Large scale lending has not returned to the property market and the number of delinquencies is on the rise, says credit ratings agency Moody’s Investors Service in a special report on the emirate.

The Dubai residential property market generally remains oversupplied and the downward trend in the market is unlikely to stabilise before Q2 2010,’ the report says.

Its analysts point out that a number of factors are set to shape the real estate sector in the coming months.
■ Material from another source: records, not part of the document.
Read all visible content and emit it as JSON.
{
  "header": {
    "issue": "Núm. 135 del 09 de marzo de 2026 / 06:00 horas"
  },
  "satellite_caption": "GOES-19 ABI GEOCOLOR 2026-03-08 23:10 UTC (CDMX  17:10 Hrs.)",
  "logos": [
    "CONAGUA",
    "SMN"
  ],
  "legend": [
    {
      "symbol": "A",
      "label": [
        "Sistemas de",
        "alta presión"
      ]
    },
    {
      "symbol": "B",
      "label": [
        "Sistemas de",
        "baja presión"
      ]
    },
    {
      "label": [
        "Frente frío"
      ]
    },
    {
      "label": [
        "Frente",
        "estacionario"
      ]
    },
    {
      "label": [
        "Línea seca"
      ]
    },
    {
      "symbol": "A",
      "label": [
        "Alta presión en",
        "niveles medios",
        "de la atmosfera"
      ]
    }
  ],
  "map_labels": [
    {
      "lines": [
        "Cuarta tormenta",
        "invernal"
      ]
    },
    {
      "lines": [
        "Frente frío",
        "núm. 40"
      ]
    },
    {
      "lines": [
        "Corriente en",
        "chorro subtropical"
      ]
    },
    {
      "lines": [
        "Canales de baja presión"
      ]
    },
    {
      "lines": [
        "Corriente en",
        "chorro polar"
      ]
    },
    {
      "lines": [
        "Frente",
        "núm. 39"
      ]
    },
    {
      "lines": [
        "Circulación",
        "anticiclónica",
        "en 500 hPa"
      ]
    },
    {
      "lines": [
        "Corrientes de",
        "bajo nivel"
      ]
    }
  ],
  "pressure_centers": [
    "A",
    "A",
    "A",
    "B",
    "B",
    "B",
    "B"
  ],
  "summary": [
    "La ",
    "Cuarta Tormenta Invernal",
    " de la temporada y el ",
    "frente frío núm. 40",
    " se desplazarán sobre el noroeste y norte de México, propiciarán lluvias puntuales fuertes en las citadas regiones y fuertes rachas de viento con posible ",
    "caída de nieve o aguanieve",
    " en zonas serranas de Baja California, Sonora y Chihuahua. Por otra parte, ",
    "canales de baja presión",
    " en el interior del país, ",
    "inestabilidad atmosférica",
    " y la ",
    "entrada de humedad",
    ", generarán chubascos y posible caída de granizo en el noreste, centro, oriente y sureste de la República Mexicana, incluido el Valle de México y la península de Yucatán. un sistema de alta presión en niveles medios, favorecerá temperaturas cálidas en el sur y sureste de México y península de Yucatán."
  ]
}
These include the merger of two of the emirates largest master real estate developers, the inauguration of Burj Dubai, the world’s tallest tower, and the opening of the Dubai Metro.

The merger of Emaar Properties and Dubai Holding Commercial Operations Group’s three companies Sama Dubai, Dubai Properties and leisure developer Tatweer, will create a new giant in Dubai’s real estate market and the new company will have unrivalled access to a sizeable land bank, strengthened bargaining power with contractors and benefit from economies of scale, the report said.

But it is also warning that larger government ownership in Emaar may not be sufficient to mitigate the detrimental impact that the merger would have on the company’s fundamental creditworthiness.

Furthermore, ongoing market weakness and the prospects of weaker cash flow over the near to medium term will impact the combined group going forward,’ said Martin Kohlhase, an associate analyst in Moody’s Corporate Finance Group in Dubai.

Moody’s said it would keep ratings for Emaar Properties and Dubai Holding under review until the merger is finalised at the end of 2009.

‘We believe that the valuation will largely be driven by value assigned to the land bank of Dubai Holding, which may be adjusted downward to reflect Dubai’s overall economic downturn over the past nine months,’ Kohlhase added.    Moody’s outlook for the GCC real estate sector for the coming 12 to 18 months remains negative.